Perhaps a better question would be, Why do you expect it to be different?
The only possible thing I can think of is that you're assuming the address
is absolute across the entire memory of your computer -- it isn't. It's
relative to the address space of your program.
So if you run the program once, it may load into the 100th page of RAM,
and if you run it again, it may load into the 150th page of RAM. But the
address of the variable *relative to the starting address of your program*
will always be the same.
I personally own a system with a multitasking multiuser Unix-like OS
on which your claims about addresses are exactly backwards.
On that particular system, addresses as visible to C programs *are*
absolute addresses acrosss the entire memory of the computer, and
the addresses of static variables are chosen at run-time by the
loader, so the address of variables relative to the starting
address of the program are -not- always be the same.
C has had a long history of running on systems with relocating
loaders and which used Position Independant Code (PIC) as much as
possible, with the loader doing address "fixups" as needed.
One of the two major branches of Unix (I -think- it was BSD) went
the route of giving consistent virtual address spaces to programs,
but the other (System V) did not. The major non-trivial work in
porting a game such as NetHack used to be in the save and restore
routines -- with the BSD version blithely writing out memory
*including pointers* to save files, but the SysV version having to
carefully convert all the pointers into cursors upon save, and
build the cursors back into pointers upon load.
If you look at the C89 and C99 standards, the only portable way
to write out a pointer is using a %p format, which is only documented
as producing *some* representation of the pointer, not one that
necessarily has anything to do with any internal address space.
C99 promises that if you use %p to read back in such a pointer
in the same program, that the resulting pointer will compare equal
to the original pointer, but my memory (sorry, don't have
my reference material here) is that C89 does not make that promise
about being able to read back in %p.

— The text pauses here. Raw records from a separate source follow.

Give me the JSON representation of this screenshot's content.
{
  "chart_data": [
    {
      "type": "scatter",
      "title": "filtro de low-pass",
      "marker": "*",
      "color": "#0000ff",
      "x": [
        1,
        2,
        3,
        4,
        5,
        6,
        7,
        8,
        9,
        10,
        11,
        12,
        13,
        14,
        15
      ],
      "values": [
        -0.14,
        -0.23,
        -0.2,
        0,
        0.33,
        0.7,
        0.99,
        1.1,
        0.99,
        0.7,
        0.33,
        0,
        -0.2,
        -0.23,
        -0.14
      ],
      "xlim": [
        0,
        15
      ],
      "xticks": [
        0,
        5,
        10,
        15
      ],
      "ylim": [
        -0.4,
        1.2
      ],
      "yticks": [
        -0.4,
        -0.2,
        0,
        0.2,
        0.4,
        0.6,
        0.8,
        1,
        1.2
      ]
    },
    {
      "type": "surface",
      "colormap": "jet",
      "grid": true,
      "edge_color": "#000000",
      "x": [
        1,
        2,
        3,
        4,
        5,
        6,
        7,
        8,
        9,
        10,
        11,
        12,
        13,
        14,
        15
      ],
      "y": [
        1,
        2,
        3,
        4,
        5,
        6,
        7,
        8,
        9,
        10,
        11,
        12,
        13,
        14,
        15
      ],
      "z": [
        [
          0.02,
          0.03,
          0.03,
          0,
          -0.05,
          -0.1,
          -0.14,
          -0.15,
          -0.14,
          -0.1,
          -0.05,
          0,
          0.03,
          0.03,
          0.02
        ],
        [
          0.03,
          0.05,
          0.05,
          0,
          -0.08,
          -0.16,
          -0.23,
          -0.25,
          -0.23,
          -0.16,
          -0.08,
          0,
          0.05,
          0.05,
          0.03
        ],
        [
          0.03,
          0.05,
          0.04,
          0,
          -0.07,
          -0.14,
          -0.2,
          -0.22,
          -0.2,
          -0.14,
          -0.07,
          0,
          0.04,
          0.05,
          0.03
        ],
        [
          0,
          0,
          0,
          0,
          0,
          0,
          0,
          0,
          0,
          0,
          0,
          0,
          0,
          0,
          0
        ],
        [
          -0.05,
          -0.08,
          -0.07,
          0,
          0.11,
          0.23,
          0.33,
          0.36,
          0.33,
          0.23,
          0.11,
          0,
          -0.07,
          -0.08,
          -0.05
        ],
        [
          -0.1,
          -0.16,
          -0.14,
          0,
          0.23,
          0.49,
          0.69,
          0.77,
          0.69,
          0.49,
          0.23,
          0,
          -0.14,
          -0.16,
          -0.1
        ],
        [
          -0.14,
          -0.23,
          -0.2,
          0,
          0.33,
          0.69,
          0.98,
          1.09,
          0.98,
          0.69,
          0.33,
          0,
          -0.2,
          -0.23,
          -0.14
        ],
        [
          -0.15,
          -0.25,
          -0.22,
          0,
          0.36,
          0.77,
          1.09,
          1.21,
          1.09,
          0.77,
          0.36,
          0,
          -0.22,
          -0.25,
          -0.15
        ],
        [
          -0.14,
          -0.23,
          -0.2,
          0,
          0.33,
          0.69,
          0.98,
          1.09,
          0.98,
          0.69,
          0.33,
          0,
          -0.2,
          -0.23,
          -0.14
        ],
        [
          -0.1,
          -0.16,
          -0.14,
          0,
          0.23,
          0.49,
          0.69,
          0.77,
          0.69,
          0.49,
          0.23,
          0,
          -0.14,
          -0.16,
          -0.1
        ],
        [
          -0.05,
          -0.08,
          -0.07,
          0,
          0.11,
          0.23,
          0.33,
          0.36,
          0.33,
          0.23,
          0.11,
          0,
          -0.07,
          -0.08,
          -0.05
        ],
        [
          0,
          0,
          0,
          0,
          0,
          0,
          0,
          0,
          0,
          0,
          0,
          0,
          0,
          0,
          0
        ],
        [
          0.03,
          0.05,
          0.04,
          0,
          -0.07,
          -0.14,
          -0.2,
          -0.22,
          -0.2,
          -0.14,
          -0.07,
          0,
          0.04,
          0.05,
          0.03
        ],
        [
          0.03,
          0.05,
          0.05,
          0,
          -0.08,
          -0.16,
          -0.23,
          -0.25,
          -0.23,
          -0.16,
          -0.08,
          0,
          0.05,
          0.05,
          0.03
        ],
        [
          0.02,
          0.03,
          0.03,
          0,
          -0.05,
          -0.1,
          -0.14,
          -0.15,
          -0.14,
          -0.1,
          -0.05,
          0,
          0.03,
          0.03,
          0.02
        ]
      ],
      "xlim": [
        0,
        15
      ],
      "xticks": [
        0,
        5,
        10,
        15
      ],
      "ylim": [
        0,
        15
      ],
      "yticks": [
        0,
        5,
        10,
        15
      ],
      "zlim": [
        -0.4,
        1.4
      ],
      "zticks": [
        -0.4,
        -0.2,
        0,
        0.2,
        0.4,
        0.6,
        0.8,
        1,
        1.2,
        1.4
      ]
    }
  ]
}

If the run-time care to go through
the bother, it could write out a %p as something like "<pointer #7>"
as long as it kept track of what #7 corresponded to in memory.
Printing out a pointer as a numeric value involves a system-
dependant conversion from pointer to numeric value; implementations
need not define any useful meaning for such a conversion.
You can take the tactic of taking the address of the beginning
of a pointer, coercing that address to unsigned char *, and
printing out sizeof(*whatever) bytes as numeric values, but
pointers need not be simple variables: the visible value
of a pointer can be (for example) the address of a memory descriptor
that gives information about types and bounds and actual memory
address of the data. (This was the case for a major vendor for awhile.)